Needing only to finish inside the top 14 at the Circuit Ricardo Tormo to make sure of glory, Italian Bagnaia came through a few hairy moments to end up in ninth place, with title rival Fabio Quartararo only able to finish in fourth.
That left Bagnaia as the champion by a 17-point margin, becoming the first champion from Italy since the legendary Valentino Rossi in 2009.
Of double satisfaction for Ducati ace Bagnaia was the fact that he also became the first Italian to be crowned world champion on a bike from his homeland since the also legendary Giacomo Agostini in 1972.
Indeed, since 1974, he is only the second rider to have triumphed for a non-Japanese manufacturer, with Australian Casey Stoner having won the title for Ducati in 2007.
|What||2023 MotoGP season|
|Where||21 races spread across the globe|
|When||26th March - 26th November|
|How to watch||BT Sport|
2018 Moto2 champion Bagnaia appeared to have little or no chance of mounting a serious title challenge after crashing out on lap three of the race in Germany in mid-June, with Yamaha star Quartararo taking the chequered flag to extend his championship lead.

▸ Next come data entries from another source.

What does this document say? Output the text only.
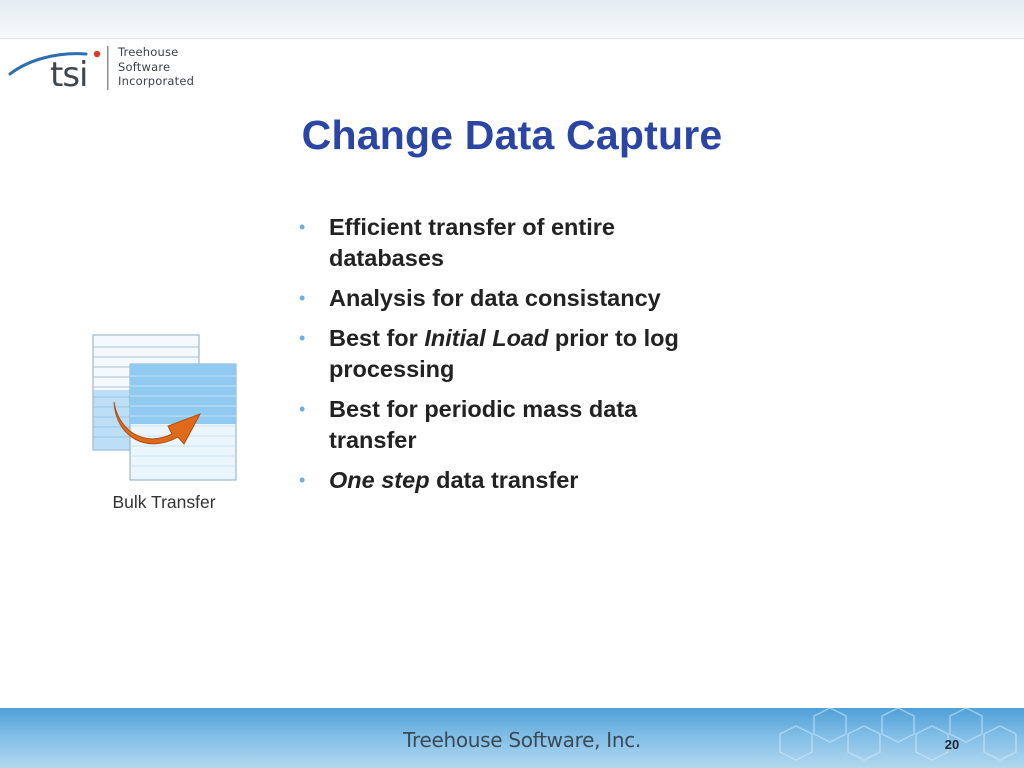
tsi
Treehouse
Software
Incorporated
Change Data Capture
Bulk Transfer
• Efficient transfer of entire databases
• Analysis for data consistancy
• Best for Initial Load prior to log processing
• Best for periodic mass data transfer
• One step data transfer
Treehouse Software, Inc.	20
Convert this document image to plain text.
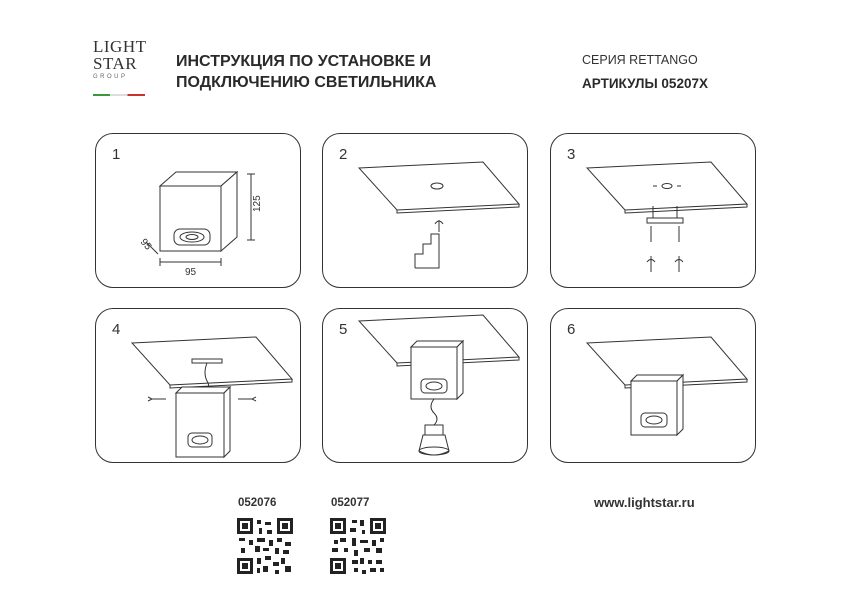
LIGHT
STAR
GROUP
ИНСТРУКЦИЯ ПО УСТАНОВКЕ И
ПОДКЛЮЧЕНИЮ СВЕТИЛЬНИКА
СЕРИЯ RETTANGO
АРТИКУЛЫ 05207X
1
125
95
95
2	3
4	5	6
052076	052077	www.lightstar.ru
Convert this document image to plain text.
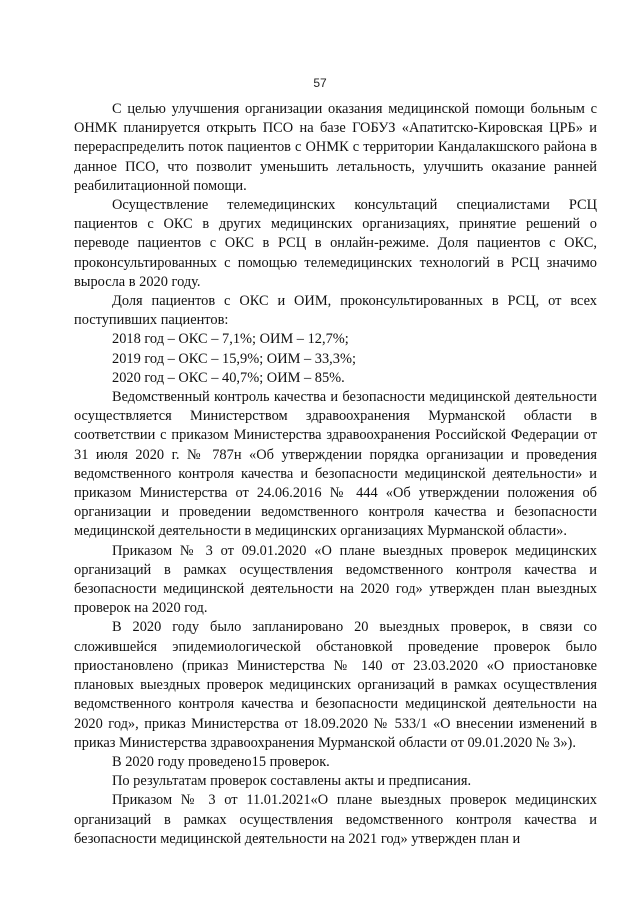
57

С целью улучшения организации оказания медицинской помощи больным с ОНМК планируется открыть ПСО на базе ГОБУЗ «Апатитско-Кировская ЦРБ» и перераспределить поток пациентов с ОНМК с территории Кандалакшского района в данное ПСО, что позволит уменьшить летальность, улучшить оказание ранней реабилитационной помощи.

Осуществление телемедицинских консультаций специалистами РСЦ пациентов с ОКС в других медицинских организациях, принятие решений о переводе пациентов с ОКС в РСЦ в онлайн-режиме. Доля пациентов с ОКС, проконсультированных с помощью телемедицинских технологий в РСЦ значимо выросла в 2020 году.

Доля пациентов с ОКС и ОИМ, проконсультированных в РСЦ, от всех поступивших пациентов:

2018 год – ОКС – 7,1%; ОИМ – 12,7%;

2019 год – ОКС – 15,9%; ОИМ – 33,3%;

2020 год – ОКС – 40,7%; ОИМ – 85%.

Ведомственный контроль качества и безопасности медицинской деятельности осуществляется Министерством здравоохранения Мурманской области в соответствии с приказом Министерства здравоохранения Российской Федерации от 31 июля 2020 г. № 787н «Об утверждении порядка организации и проведения ведомственного контроля качества и безопасности медицинской деятельности» и приказом Министерства от 24.06.2016 № 444 «Об утверждении положения об организации и проведении ведомственного контроля качества и безопасности медицинской деятельности в медицинских организациях Мурманской области».

Приказом № 3 от 09.01.2020 «О плане выездных проверок медицинских организаций в рамках осуществления ведомственного контроля качества и безопасности медицинской деятельности на 2020 год» утвержден план выездных проверок на 2020 год.

В 2020 году было запланировано 20 выездных проверок, в связи со сложившейся эпидемиологической обстановкой проведение проверок было приостановлено (приказ Министерства № 140 от 23.03.2020 «О приостановке плановых выездных проверок медицинских организаций в рамках осуществления ведомственного контроля качества и безопасности медицинской деятельности на 2020 год», приказ Министерства от 18.09.2020 № 533/1 «О внесении изменений в приказ Министерства здравоохранения Мурманской области от 09.01.2020 № 3»).

В 2020 году проведено15 проверок.

По результатам проверок составлены акты и предписания.

Приказом № 3 от 11.01.2021«О плане выездных проверок медицинских организаций в рамках осуществления ведомственного контроля качества и безопасности медицинской деятельности на 2021 год» утвержден план и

A 91-point gap existed between the two riders at that point and few would have predicted the turnaround which occurred in the second half of the season, especially with Bagnaia suffering off-track issues to boot.
However, the 25-year-old Turin native would go on to win the next four races to roar back into contention and the momentum would remain with Bagnaia for the remainder of the season.
Victory in Malaysia in the penultimate GP of the campaign would all but seal the deal, with Bagnaia able to just make sure he finished the race in Valencia to claim the championship.
Reigning champion Quartararo appeared to be well on course to retain his title at the halfway point of the season, but suffered a shocking loss of form as the race ticked by and was eventually unable to deny Bagnaia.
And the Frenchman had been warned, with Bagnaia winning four of the final six races of the 2021 schedule to show that he was capable of stringing the victories together.
The first ten races of 2022 saw Quartararo claim three wins and three other podium finishes, but the next ten Grands Prix saw him fail to deliver - with his only podiums coming in Austria and Malaysia.
He will have plenty to ponder in the off-season, having also struggled during the closing weeks of the 2021 campaign, but having already done enough to take the honours by 26 points from Bagnaia.
Spaniard Aleix Espargaro looked like he might become the latest champion from his country during the first half of the season, but like Quartararo he totally lost form as time went on and would eventually finish down in fourth place in the standings.
Following four consecutive third-placed finishes, Espargaro would go on to add just one more podium to his record over the next 12 races to finish 53 points adrift of Bagnaia.
Enea Bastianini was the rider who overhauled Espargaro to end up in third place in the standings and he looks well set to mount a strong challenge for the MotoGP title next season.
The 24-year-old from Rimini claimed four victories during 2022, a tally bettered only by the six of champion Bagnaia.
The 2020 Moto2 champion made huge progress in his second campaign in the premier class of motorcycle racing and a move to become the team-mate of Bagnaia at the Ducati factory team should only see him improve further.
The 2023 season will see MotoGP carry on without Suzuki, with the Japanese manufacturer bowing out in style as Alex Rins took the victory in Valencia.
Their exit means that a number of rider moves have already been confirmed, highlighted by the promotion of Bastianini as a replacement for Australian Jack Miller, who has signed for KTM.
Miller replaces Miguel Oliveira, with the Portuguese heading to Aprilia to join the all-Spanish contingent of Maverick VInales, Espargaro and Raul Fernandez.
Next season also sees India and Kazakhstan host their first MotoGP races, while Oliveira will get to make his Aprilia bow on home soil, with the campaign getting underway at the Algarve International Circuit in late March.